Hi awkward, that comes out to 3003^3 = 27081081027. Seems a bit high to me.

gsal. I will post my working as soon as I've got a spare 5 minutes. It's a fairly straight forward sum.

 

[uart]

I first divided the problem into the various ways that ten bikes can be distributed amongst three shops, without identifying shops or bikes. I then calculated the number of shop permutations for each case (3 or 6) and multiplied it by the number of combinations of bikes for each case.
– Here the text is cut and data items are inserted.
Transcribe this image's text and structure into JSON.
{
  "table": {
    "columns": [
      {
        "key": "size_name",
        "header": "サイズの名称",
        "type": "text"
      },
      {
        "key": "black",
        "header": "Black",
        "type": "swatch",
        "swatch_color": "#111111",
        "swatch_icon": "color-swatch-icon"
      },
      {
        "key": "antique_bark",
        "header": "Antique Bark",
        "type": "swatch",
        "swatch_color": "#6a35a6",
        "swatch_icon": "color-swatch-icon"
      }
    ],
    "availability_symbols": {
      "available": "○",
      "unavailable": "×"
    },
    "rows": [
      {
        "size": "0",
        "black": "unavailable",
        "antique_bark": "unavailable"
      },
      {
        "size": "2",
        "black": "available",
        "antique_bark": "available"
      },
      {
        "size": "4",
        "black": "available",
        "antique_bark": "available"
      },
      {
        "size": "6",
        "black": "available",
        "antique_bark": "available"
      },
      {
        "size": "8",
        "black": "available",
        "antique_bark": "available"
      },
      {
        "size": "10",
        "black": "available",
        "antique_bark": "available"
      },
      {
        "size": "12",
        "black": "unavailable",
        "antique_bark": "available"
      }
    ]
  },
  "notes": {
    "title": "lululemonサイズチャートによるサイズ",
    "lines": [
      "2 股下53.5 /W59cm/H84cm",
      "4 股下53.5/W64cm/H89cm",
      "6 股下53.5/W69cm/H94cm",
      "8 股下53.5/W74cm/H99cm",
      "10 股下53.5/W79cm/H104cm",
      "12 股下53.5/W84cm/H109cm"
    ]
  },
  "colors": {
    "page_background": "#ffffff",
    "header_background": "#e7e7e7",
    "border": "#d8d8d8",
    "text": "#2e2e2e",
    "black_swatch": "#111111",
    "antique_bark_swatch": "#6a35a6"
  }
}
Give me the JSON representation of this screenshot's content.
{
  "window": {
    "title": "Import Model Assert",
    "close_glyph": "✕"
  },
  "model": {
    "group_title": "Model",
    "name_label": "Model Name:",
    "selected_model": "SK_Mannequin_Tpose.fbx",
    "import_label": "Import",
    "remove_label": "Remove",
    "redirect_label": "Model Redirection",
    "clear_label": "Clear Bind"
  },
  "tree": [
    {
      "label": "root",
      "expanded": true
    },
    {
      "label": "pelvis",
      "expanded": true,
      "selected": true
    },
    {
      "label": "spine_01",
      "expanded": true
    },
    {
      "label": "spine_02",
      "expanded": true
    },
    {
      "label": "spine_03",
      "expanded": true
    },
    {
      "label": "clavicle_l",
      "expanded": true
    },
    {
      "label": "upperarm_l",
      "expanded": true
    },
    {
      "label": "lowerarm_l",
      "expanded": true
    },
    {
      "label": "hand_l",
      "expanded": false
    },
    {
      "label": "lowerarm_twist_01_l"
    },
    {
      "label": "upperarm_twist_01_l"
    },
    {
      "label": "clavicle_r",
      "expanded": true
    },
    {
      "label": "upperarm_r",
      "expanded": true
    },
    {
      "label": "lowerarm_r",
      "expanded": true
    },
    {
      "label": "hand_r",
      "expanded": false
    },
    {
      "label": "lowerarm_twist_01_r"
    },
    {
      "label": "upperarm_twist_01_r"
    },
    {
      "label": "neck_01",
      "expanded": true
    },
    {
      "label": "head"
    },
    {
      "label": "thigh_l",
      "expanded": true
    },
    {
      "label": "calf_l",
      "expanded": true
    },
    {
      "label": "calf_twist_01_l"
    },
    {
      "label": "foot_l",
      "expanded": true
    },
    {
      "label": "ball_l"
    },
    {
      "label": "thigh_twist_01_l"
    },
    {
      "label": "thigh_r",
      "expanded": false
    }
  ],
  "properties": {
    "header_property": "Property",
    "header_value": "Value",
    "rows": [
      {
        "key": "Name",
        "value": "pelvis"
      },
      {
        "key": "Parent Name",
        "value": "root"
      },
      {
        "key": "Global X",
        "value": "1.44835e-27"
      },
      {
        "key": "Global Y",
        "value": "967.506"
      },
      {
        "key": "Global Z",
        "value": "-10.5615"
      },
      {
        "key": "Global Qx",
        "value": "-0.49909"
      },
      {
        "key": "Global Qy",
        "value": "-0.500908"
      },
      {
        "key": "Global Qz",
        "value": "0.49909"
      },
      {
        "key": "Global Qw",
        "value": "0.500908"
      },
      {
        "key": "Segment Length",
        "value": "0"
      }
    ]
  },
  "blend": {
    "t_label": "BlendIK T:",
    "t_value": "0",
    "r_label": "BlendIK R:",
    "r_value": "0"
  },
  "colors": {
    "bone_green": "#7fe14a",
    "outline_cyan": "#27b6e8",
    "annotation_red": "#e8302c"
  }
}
The results are as follows.

1) 5,5,0 -> 3 C(10,5)
2) 5,4,1 -> 6 C(10,5) C(5,4)
3) 5,3,2 -> 6 C(10,5) C(5,3)
4) 4,4,2 -> 3 C(10,4) C(6,4)
5) 4,3,3 -> 3 C(10,4) C(6,3)Summing those up gave 93 C(10,5) + 105 C(10,4) = 45486.
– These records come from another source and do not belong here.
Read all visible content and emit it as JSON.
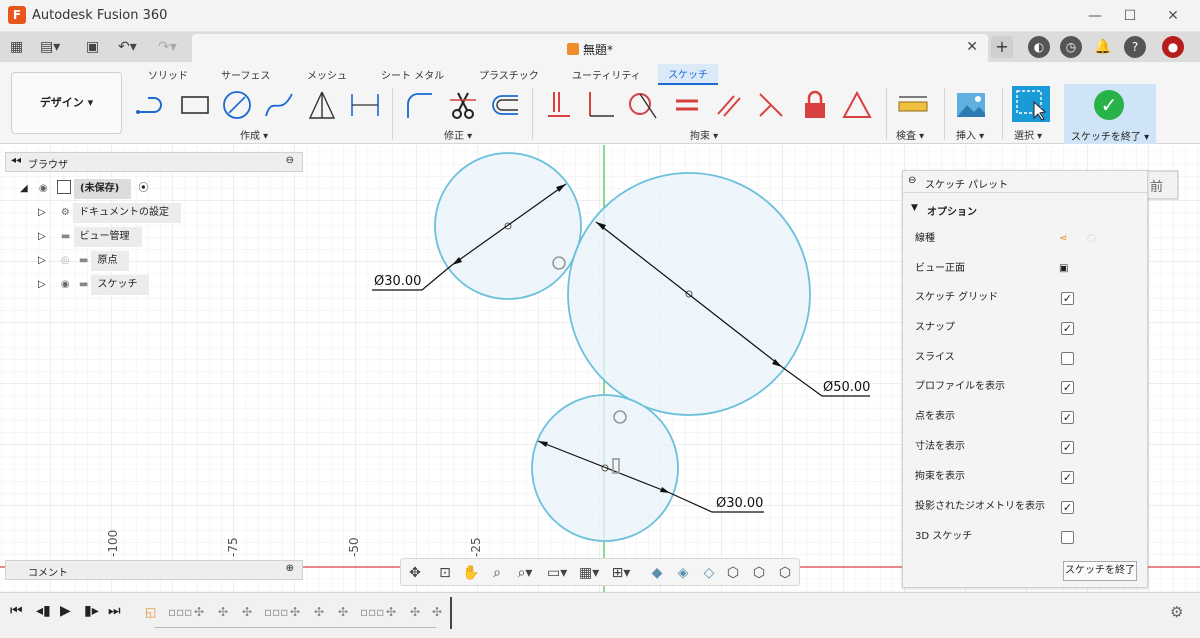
{
  "window": {
    "title": "Autodesk Fusion 360",
    "app_icon_letter": "F",
    "minimize": "—",
    "maximize": "☐",
    "close": "✕"
  },
  "document": {
    "tab_title": "無題*",
    "tab_close": "✕",
    "add_tab": "+"
  },
  "ribbon": {
    "workspace": "デザイン ▾",
    "tabs": [
      "ソリッド",
      "サーフェス",
      "メッシュ",
      "シート メタル",
      "プラスチック",
      "ユーティリティ",
      "スケッチ"
    ],
    "active_tab": "スケッチ",
    "groups": {
      "create": "作成 ▾",
      "modify": "修正 ▾",
      "constraints": "拘束 ▾",
      "inspect": "検査 ▾",
      "insert": "挿入 ▾",
      "select": "選択 ▾",
      "finish": "スケッチを終了 ▾"
    }
  },
  "browser": {
    "title": "ブラウザ",
    "root": "(未保存)",
    "items": [
      "ドキュメントの設定",
      "ビュー管理",
      "原点",
      "スケッチ"
    ]
  },
  "comments": {
    "title": "コメント"
  },
  "canvas": {
    "dimensions": [
      "Ø30.00",
      "Ø50.00",
      "Ø30.00"
    ],
    "ruler_labels": [
      "-100",
      "-75",
      "-50",
      "-25"
    ],
    "viewcube_face": "前"
  },
  "palette": {
    "title": "スケッチ パレット",
    "options_header": "オプション",
    "rows": [
      {
        "label": "線種",
        "type": "icon"
      },
      {
        "label": "ビュー正面",
        "type": "icon"
      },
      {
        "label": "スケッチ グリッド",
        "checked": true
      },
      {
        "label": "スナップ",
        "checked": true
      },
      {
        "label": "スライス",
        "checked": false
      },
      {
        "label": "プロファイルを表示",
        "checked": true
      },
      {
        "label": "点を表示",
        "checked": true
      },
      {
        "label": "寸法を表示",
        "checked": true
      },
      {
        "label": "拘束を表示",
        "checked": true
      },
      {
        "label": "投影されたジオメトリを表示",
        "checked": true
      },
      {
        "label": "3D スケッチ",
        "checked": false
      }
    ],
    "finish_button": "スケッチを終了"
  },
  "colors": {
    "accent": "#1a6bd1",
    "circle_stroke": "#6cc0dc",
    "circle_fill": "#eaf4fb",
    "axis_green": "#3ec43e",
    "axis_red": "#d94040",
    "finish_green": "#27b24a"
  }
}
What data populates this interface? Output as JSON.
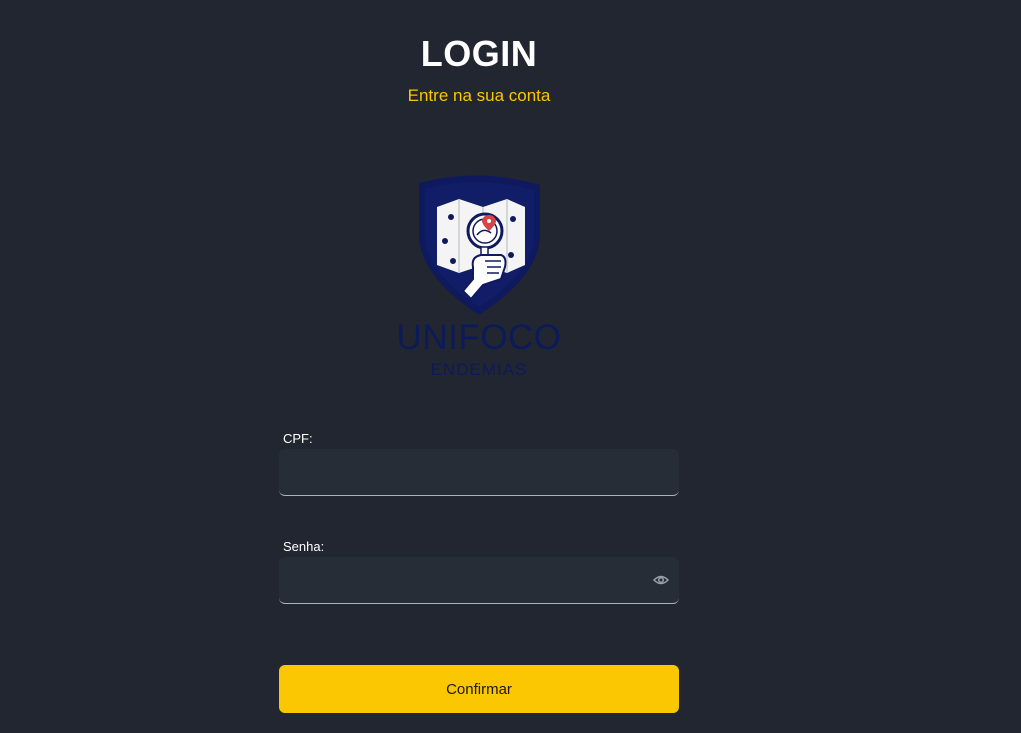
{
  "header": {
    "title": "LOGIN",
    "subtitle": "Entre na sua conta"
  },
  "logo": {
    "name": "UNIFOCO",
    "tagline": "ENDEMIAS",
    "icon": "shield-map-magnifier-icon"
  },
  "form": {
    "cpf": {
      "label": "CPF:",
      "value": "",
      "placeholder": ""
    },
    "senha": {
      "label": "Senha:",
      "value": "",
      "placeholder": "",
      "toggle_icon": "eye-icon"
    },
    "submit_label": "Confirmar"
  },
  "colors": {
    "background": "#212630",
    "accent": "#fbc602",
    "input_bg": "#272d37",
    "logo_navy": "#0d1a5a"
  }
}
Sorry I'm having a lazy latex day today, C(n,r) is the usual n! / ( r! (n-r)! ).

 

[awkward]

Hi awkward, that comes out to 3003^3 = 27081081027. Seems a bit high to me.

[snip]

On the contrary, 2708108102 is a poor, undernourished little number, by comparison with his big brothers in the combinatorics texts.

Seriously, problems like this are characterized by having solutions whose sizes defy easy comprehension.
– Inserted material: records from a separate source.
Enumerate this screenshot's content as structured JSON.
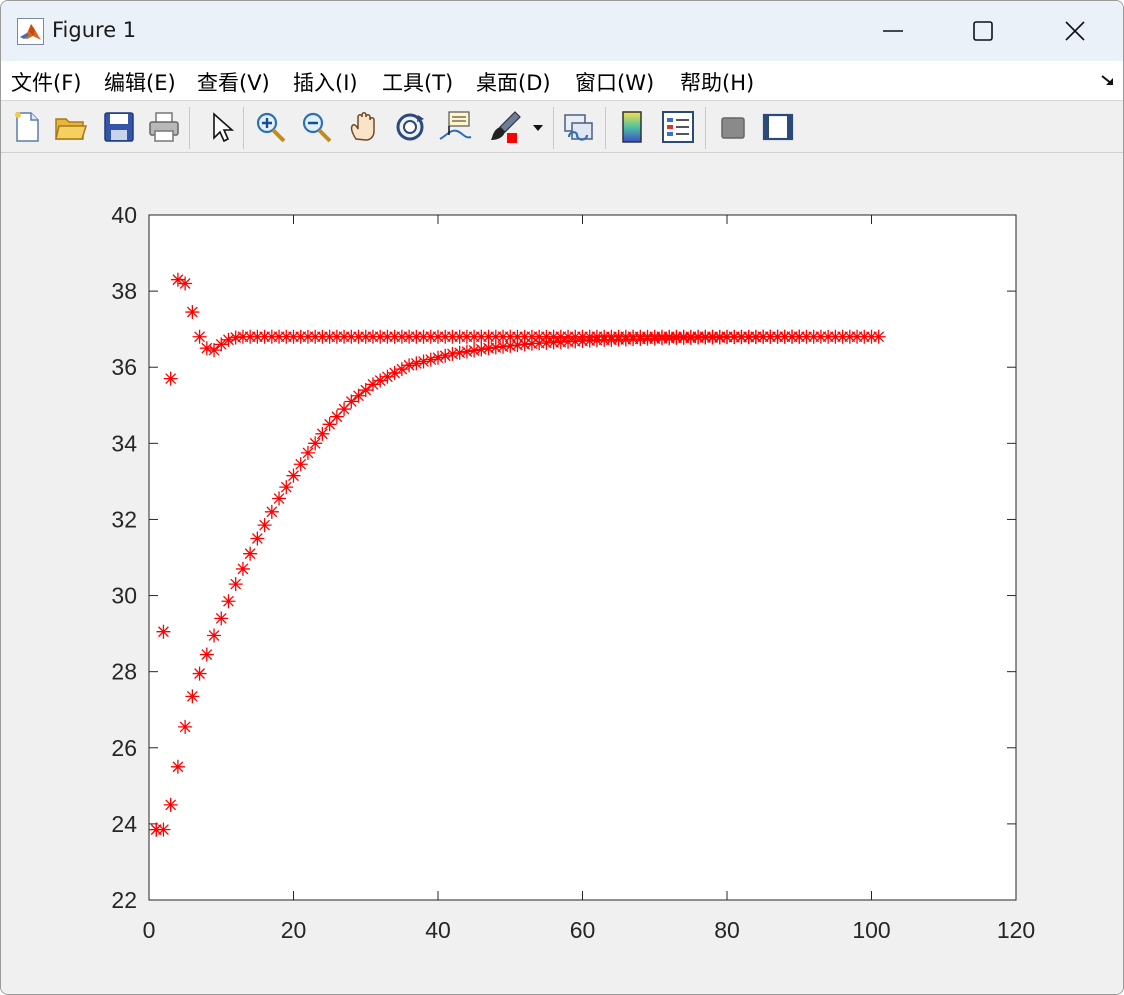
{
  "window": {
    "title": "Figure 1",
    "icon": "matlab-logo-icon"
  },
  "menu": {
    "items": [
      {
        "label": "文件(F)",
        "key": "F"
      },
      {
        "label": "编辑(E)",
        "key": "E"
      },
      {
        "label": "查看(V)",
        "key": "V"
      },
      {
        "label": "插入(I)",
        "key": "I"
      },
      {
        "label": "工具(T)",
        "key": "T"
      },
      {
        "label": "桌面(D)",
        "key": "D"
      },
      {
        "label": "窗口(W)",
        "key": "W"
      },
      {
        "label": "帮助(H)",
        "key": "H"
      }
    ]
  },
  "toolbar": {
    "tools": [
      "new-figure-icon",
      "open-file-icon",
      "save-icon",
      "print-icon",
      "edit-plot-arrow-icon",
      "zoom-in-icon",
      "zoom-out-icon",
      "pan-hand-icon",
      "rotate-3d-icon",
      "data-cursor-icon",
      "brush-icon",
      "brush-dropdown-icon",
      "link-plot-icon",
      "colorbar-icon",
      "legend-icon",
      "hide-plot-tools-icon",
      "show-plot-tools-icon"
    ]
  },
  "chart_data": {
    "type": "scatter",
    "title": "",
    "xlabel": "",
    "ylabel": "",
    "xlim": [
      0,
      120
    ],
    "ylim": [
      22,
      40
    ],
    "xticks": [
      0,
      20,
      40,
      60,
      80,
      100,
      120
    ],
    "yticks": [
      22,
      24,
      26,
      28,
      30,
      32,
      34,
      36,
      38,
      40
    ],
    "marker": "*",
    "marker_color": "#ff0000",
    "grid": false,
    "legend": "none",
    "series": [
      {
        "x": [
          1,
          2,
          3,
          4,
          5,
          6,
          7,
          8,
          9,
          10,
          11,
          12,
          13,
          14,
          15,
          16,
          17,
          18,
          19,
          20,
          21,
          22,
          23,
          24,
          25,
          26,
          27,
          28,
          29,
          30,
          31,
          32,
          33,
          34,
          35,
          36,
          37,
          38,
          39,
          40,
          41,
          42,
          43,
          44,
          45,
          46,
          47,
          48,
          49,
          50,
          51,
          52,
          53,
          54,
          55,
          56,
          57,
          58,
          59,
          60,
          61,
          62,
          63,
          64,
          65,
          66,
          67,
          68,
          69,
          70,
          71,
          72,
          73,
          74,
          75,
          76,
          77,
          78,
          79,
          80,
          81,
          82,
          83,
          84,
          85,
          86,
          87,
          88,
          89,
          90,
          91,
          92,
          93,
          94,
          95,
          96,
          97,
          98,
          99,
          100,
          101
        ],
        "y": [
          23.85,
          29.05,
          35.7,
          38.3,
          38.2,
          37.45,
          36.8,
          36.5,
          36.45,
          36.6,
          36.72,
          36.78,
          36.8,
          36.8,
          36.8,
          36.8,
          36.8,
          36.8,
          36.8,
          36.8,
          36.8,
          36.8,
          36.8,
          36.8,
          36.8,
          36.8,
          36.8,
          36.8,
          36.8,
          36.8,
          36.8,
          36.8,
          36.8,
          36.8,
          36.8,
          36.8,
          36.8,
          36.8,
          36.8,
          36.8,
          36.8,
          36.8,
          36.8,
          36.8,
          36.8,
          36.8,
          36.8,
          36.8,
          36.8,
          36.8,
          36.8,
          36.8,
          36.8,
          36.8,
          36.8,
          36.8,
          36.8,
          36.8,
          36.8,
          36.8,
          36.8,
          36.8,
          36.8,
          36.8,
          36.8,
          36.8,
          36.8,
          36.8,
          36.8,
          36.8,
          36.8,
          36.8,
          36.8,
          36.8,
          36.8,
          36.8,
          36.8,
          36.8,
          36.8,
          36.8,
          36.8,
          36.8,
          36.8,
          36.8,
          36.8,
          36.8,
          36.8,
          36.8,
          36.8,
          36.8,
          36.8,
          36.8,
          36.8,
          36.8,
          36.8,
          36.8,
          36.8,
          36.8,
          36.8,
          36.8,
          36.8
        ]
      },
      {
        "x": [
          1,
          2,
          3,
          4,
          5,
          6,
          7,
          8,
          9,
          10,
          11,
          12,
          13,
          14,
          15,
          16,
          17,
          18,
          19,
          20,
          21,
          22,
          23,
          24,
          25,
          26,
          27,
          28,
          29,
          30,
          31,
          32,
          33,
          34,
          35,
          36,
          37,
          38,
          39,
          40,
          41,
          42,
          43,
          44,
          45,
          46,
          47,
          48,
          49,
          50,
          51,
          52,
          53,
          54,
          55,
          56,
          57,
          58,
          59,
          60,
          61,
          62,
          63,
          64,
          65,
          66,
          67,
          68,
          69,
          70,
          71,
          72,
          73,
          74,
          75,
          76,
          77,
          78,
          79,
          80,
          81,
          82,
          83,
          84,
          85,
          86,
          87,
          88,
          89,
          90
        ],
        "y": [
          23.85,
          23.85,
          24.5,
          25.5,
          26.55,
          27.35,
          27.95,
          28.45,
          28.95,
          29.4,
          29.85,
          30.3,
          30.7,
          31.1,
          31.5,
          31.85,
          32.2,
          32.55,
          32.85,
          33.15,
          33.45,
          33.75,
          34.0,
          34.25,
          34.5,
          34.7,
          34.9,
          35.1,
          35.25,
          35.4,
          35.55,
          35.65,
          35.75,
          35.85,
          35.95,
          36.05,
          36.1,
          36.15,
          36.2,
          36.25,
          36.3,
          36.35,
          36.38,
          36.41,
          36.44,
          36.47,
          36.5,
          36.52,
          36.54,
          36.56,
          36.58,
          36.6,
          36.62,
          36.63,
          36.64,
          36.65,
          36.66,
          36.67,
          36.68,
          36.69,
          36.7,
          36.71,
          36.72,
          36.72,
          36.73,
          36.73,
          36.74,
          36.74,
          36.75,
          36.75,
          36.76,
          36.76,
          36.77,
          36.77,
          36.77,
          36.78,
          36.78,
          36.78,
          36.78,
          36.79,
          36.79,
          36.79,
          36.79,
          36.79,
          36.8,
          36.8,
          36.8,
          36.8,
          36.8,
          36.8
        ]
      }
    ]
  }
}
Unless someone comes up with an objection to the method I used, I will consider the problem solved. It is entirely possible, however, that I have misunderstood the problem statement and solved the wrong problem, or at least not the problem intended by the OP. (I do that a lot.)

 

[gsal]

uart:

Just discovered why I am exactly 21 over...there was a left over line in my code from when I was using n for something else...

from math import factorial
n=0
for x in range(6):
   for y in range(6):
      for z in range(6):
         if (x+y+z)==10:
           [COLOR="Red"]n=n+1    #   <======  guilty line[/COLOR]
           print "%d %d %d" % (x, y, z)
           n1 = factorial(10)   / ( factorial(x) * factorial(10-x))
           n2 = factorial(10-x) / ( factorial(y) * factorial((10-x)-y))
           print "    shop 1, %d combinations out of 10 available bikes" % n1
           print "    shop 2, %d combinations out of %2d available bikes " % (n2, 10-x)
           print "    shop 3, no choices, simply remaining bikes...1 combination"
           print "    total combinations = %d" % (n1*n2)
           n=n+n1*n2
print "Grand total n = %d" % n

So, 45486 it is.

 

[gsal]

yes, awkward, I think you are doing something incorrectly...in particular, the last equation in your post (from 12:33) seems to assume that each of the 3 shops has access to 5 bikes...but there are only 10 bikes, so for the case when the first shop gets 5 bikes, and the second another 5, the third shop has no bikes at all...so, I think you have failed to consider the full set of equation (refer to my very first post)

cheers

 

[uart]

So, 45486 it is.

Agreed.

 

[awkward]

yes, awkward, I think you are doing something incorrectly...in particular, the last equation in your post (from 12:33) seems to assume that each of the 3 shops has access to 5 bikes...but there are only 10 bikes, so for the case when the first shop gets 5 bikes, and the second another 5, the third shop has no bikes at all...so, I think you have failed to consider the full set of equation (refer to my very first post)

cheers

Indeed, I misinterpreted your initial post as saying there were 10 _types_ of bicycles rather than 10 bicycles.

 

[uart]

Indeed, I misinterpreted your initial post as saying there were 10 _types_ of bicycles rather than 10 bicycles.

Ok I see. Yes, your answer looks correct for that variant of the problem.

 

[awkward]

OK, now that I understand the problem statement, here is a different approach (not that there is anything wrong with solutions by gsal and uart).

Let's generalize the problem and say we have r bicycles. Let $a_r$ be the number of ways to distribute the bicycles to 3 shops with no more than 5 bicycles per shop. Define
$$f(x) = \sum_r \frac{1}{r!} a_r x^r$$
which is an "exponential generating function". It helps to have had some experience with these functions, but you can eventually convince yourself that
$$f(x) = \left( \sum_{i=0}^5 \frac{1}{i!} x^i \right) ^3$$

Expanding (here it helps to have a computer algebra package, or you can use Wolfram Alpha), we find the coefficient of $(1/10!) x^{10}$ is
$$a_{10} = 45,486$$
which is in agreement with the previous answers.